As a limitation, we did not enroll healthy patients as a control group. Moreover, various methods have been employed for PROMs-based categorization of knee OA severity, with no singular approach standardized in this field37,38. This variability in categorization could potentially influence study outcomes, suggesting a need for further investigation in future studies. Moreover, future studies are expected to be conducted with a large sample size of patients with knee OA. Furthermore, the paretic muscle location may vary among patients with knee OA. Since we didn't have maximum voluntary contraction (MVC) data available, we opted to normalize the EMG gait cycle by utilizing the maximum amplitude of each muscle54,55,56,57. However, it's important to note that results may differ depending on the normalization method, such as utilizing MVC, which warrants exploration in future prospectively collected datasets. The CCI measurements may vary depending on the antagonist and agonist muscle pairs and the normalization method of the muscle activity waveform.
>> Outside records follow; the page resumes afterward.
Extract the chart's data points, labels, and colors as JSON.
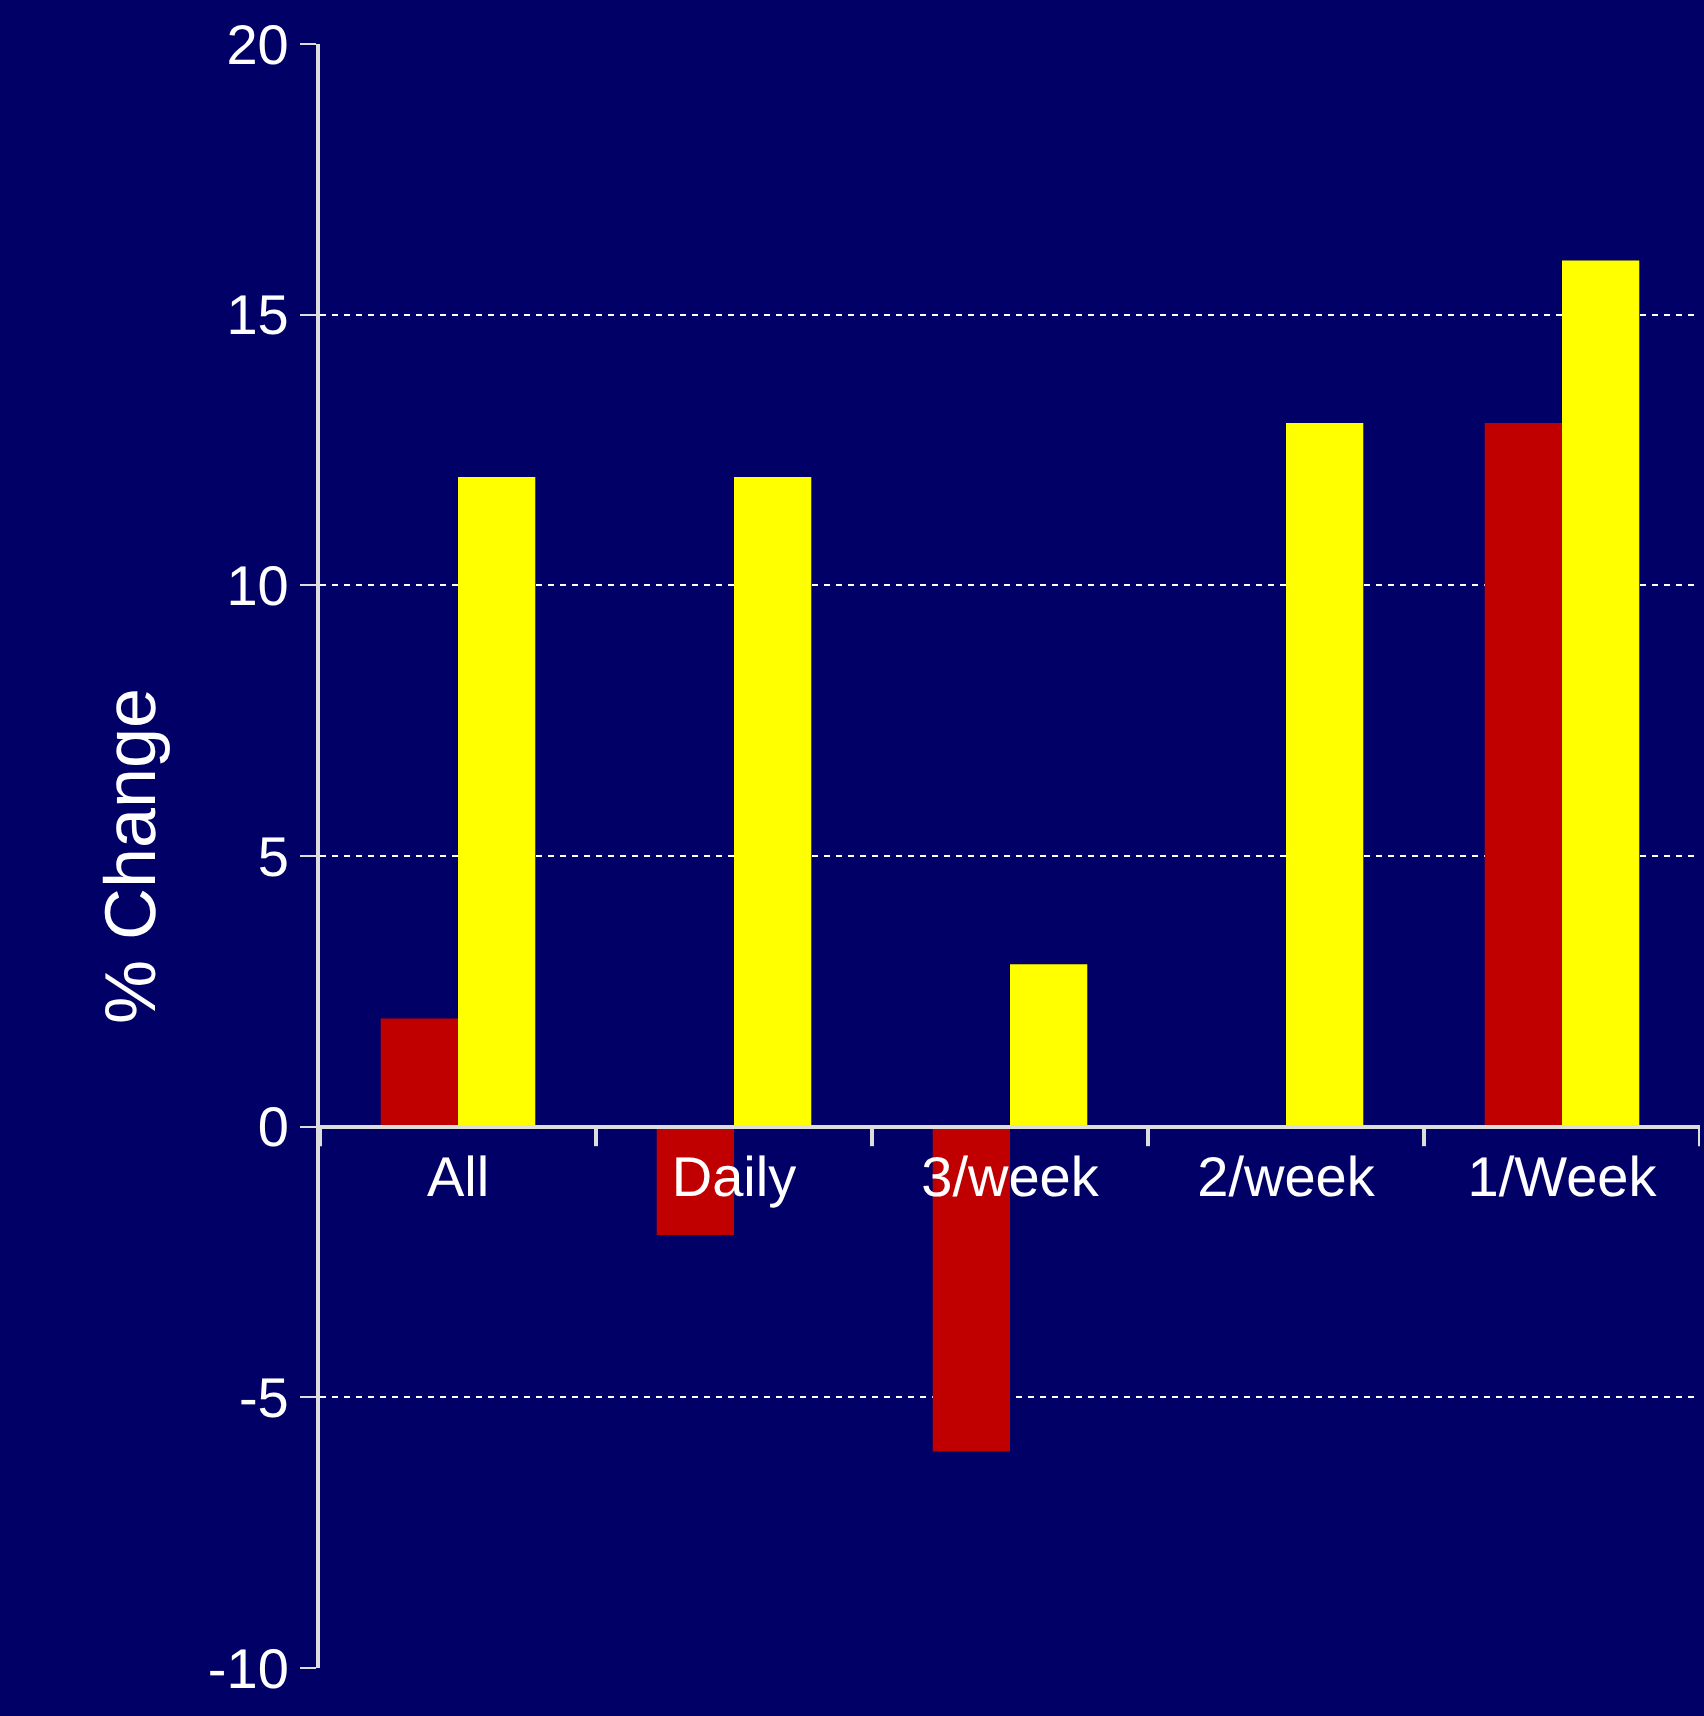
{
  "chart_data": {
    "type": "bar",
    "ylabel": "% Change",
    "categories": [
      "All",
      "Daily",
      "3/week",
      "2/week",
      "1/Week"
    ],
    "series": [
      {
        "color": "#c00000",
        "values": [
          2,
          -2,
          -6,
          0,
          13
        ]
      },
      {
        "color": "#ffff00",
        "values": [
          12,
          12,
          3,
          13,
          16
        ]
      }
    ],
    "ylim": [
      -10,
      20
    ],
    "yticks": [
      -10,
      -5,
      0,
      5,
      10,
      15,
      20
    ],
    "grid": "y"
  }
}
Furthermore, we plan to utilize a deep learning approach to estimate PROMs based on knee OA severity using muscle activity waveforms without performing feature extraction.

Conclusion

We identified distinct neuromuscular features associated with knee OA, reflecting the functional limitations associated with knee osteoarthritis reported in WOMAC and VAS assessments. We also evaluated the effectiveness of a regression model to estimate PROMs of patients with advanced knee OA using normalized muscle activity and co-contraction features in the gait cycle. The identified muscle co-activation patterns and regression models may be utilized as objective candidate outcomes enhancing understanding the severity of knee OA and associated functional outcomes.